Many of the higher performance RISC-V designs do, in fact, do speculation. RISC-V BOOM[0], by Berkeley, is vulnerable to Spectre[1][2]. One of the attempts to create an extension to the RISC-V ISA that has integrated security features (CHERI, [3]) itself was shown to be vulnerable to Spectre-like attacks[4].
The fact that most RISC-V chips were not vulnerable to Spectre is simply because they hadn't implemented a particular kind of performance optimization, not because there was anything intrinsic to the ISA that prevented them from being so.
[1]: https://github.com/abejgonzalez/boom-attacks
[2]: https://boom-core.org/docs/replicating_mitigating_spectre_ca...
[3]: https://www.cl.cam.ac.uk/research/security/ctsrd/cheri/cheri...
[4]: https://kth.diva-portal.org/smash/get/diva2:1538245/FULLTEXT...
It's not actually very hard to avoid these kids of vulnerabilities. All that is needed is to not permanently update state until the instruction is no longer speculative.
For example:
- don't update the branch prediction tables until the branch is proven to execute
- if loading a cache line causes another cache line to be evicted, keep both until it is known whether the load is supposed to execute
This requires provisioning a few more of these kinds of resources than you might previously have had, which costs a little silicon area, but it doesn't cost speed. Sometimes particularly demanding code might cause you to run out of these speculation resources and then you have to stall until an entry is freed up. This can already happen with things such as store buffers. If it never happens then you've probably over-provisioned :-)
> - if loading a cache line causes another cache line to be evicted, keep both until it is known whether the load is supposed to execute
This sounds interesting. How do these countermeasures actually prevent Spectre V1? And if they do, why didn't Intel implement them? Seems like they are fully microarchitectural, and therefore opaque to the software world.
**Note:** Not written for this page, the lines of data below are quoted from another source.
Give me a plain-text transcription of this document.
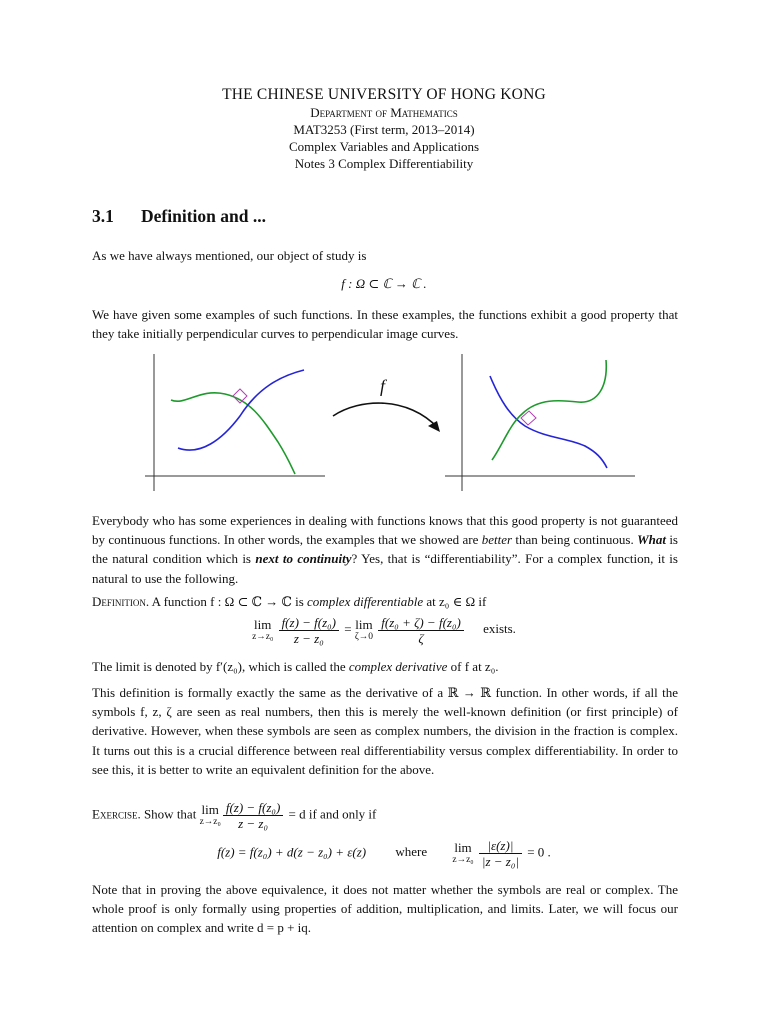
THE CHINESE UNIVERSITY OF HONG KONG
Department of Mathematics
MAT3253 (First term, 2013–2014)
Complex Variables and Applications
Notes 3 Complex Differentiability
3.1 Definition and ...
As we have always mentioned, our object of study is
f : Ω ⊂ ℂ → ℂ .
We have given some examples of such functions. In these examples, the functions exhibit a good property that they take initially perpendicular curves to perpendicular image curves.
f
Everybody who has some experiences in dealing with functions knows that this good property is not guaranteed by continuous functions. In other words, the examples that we showed are better than being continuous. What is the natural condition which is next to continuity? Yes, that is “differentiability”. For a complex function, it is natural to use the following.
Definition. A function f : Ω ⊂ ℂ → ℂ is complex differentiable at z₀ ∈ Ω if
lim
z→z₀
$\frac{\text{f(z) − f(z₀)}}{\text{z − z₀}} = \lim$
ζ→0
$\frac{\text{f(z₀ + ζ) − f(z₀)}}{\zeta}$ exists.
The limit is denoted by f′(z₀), which is called the complex derivative of f at z₀.
This definition is formally exactly the same as the derivative of a ℝ → ℝ function. In other words, if all the symbols f, z, ζ are seen as real numbers, then this is merely the well-known definition (or first principle) of derivative. However, when these symbols are seen as complex numbers, the division in the fraction is complex. It turns out this is a crucial difference between real differentiability versus complex differentiability. In order to see this, it is better to write an equivalent definition for the above.
Exercise. Show that lim
$z\to z_0 \frac{\text{f(z) − f(z₀)}}{\text{z − z₀}} = d$ if and only if
f(z) = f(z₀) + d(z − z₀) + ε(z) where lim
z→z₀
$\frac{|\varepsilon(z)|}{\text{|z − z₀|}} = 0$ .
Note that in proving the above equivalence, it does not matter whether the symbols are real or complex. The whole proof is only formally using properties of addition, multiplication, and limits. Later, we will focus our attention on complex and write d = p + iq.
Some of the design decisions, and their expressed rationale, are considered unpersuasive by many involved with other architectures. For example, a status register, cited as interfering with optimal out-of-order execution, turns out not to be a problem in actual chips (where they rename it like other registers), so was omitted from the RISC-V design on what amounts to superstition. Some instruction sequences that would need to be "fused" to match performance of common chips involve many more instructions than are fused in any extant design, so it is unclear that such fusion would be practically achievable.
ISAs without condition codes have been around for a long time, and very technically successful. MIPS and DEC Alpha, for example. (both killed by clueless management, not any technical issue)
The vast vast majority of condition code updates are either never used at all or are used by the very next instruction. In either case, there is little point in reifying them and no point in saving them.
Generating a condition a few instructions before it is used happens from time to time, at least on ISAs where only some instruction types update the condition codes, or there is a flag in the instruction to indicate whether to or not. An ISA without condition codes but with plenty of registers can do the same thing using SLT/SLTU (Set if Less Than [Unsigned]) to generate a 0 or 1 in a normal register. Or a simple XOR or SUB for equality tests.
Historically, use of condition codes is because your instructions aren't big enough to contain two source operands, a test, and a reasonable branch offset. Now it's because you're descended from such an ISA.
Similarly, many early ISAs did conditional skip instead of conditional branch because their instructions weren't big enough to test a condition and also hold a useful branch offset. Some of them could integrate a compare with the skip, but some of them needed three instructions: compare -> CCs; skip based on CCs; jump. Not high performance.
Compare and branch, all in one instruction, is best most of the time if you have the opcode space for it.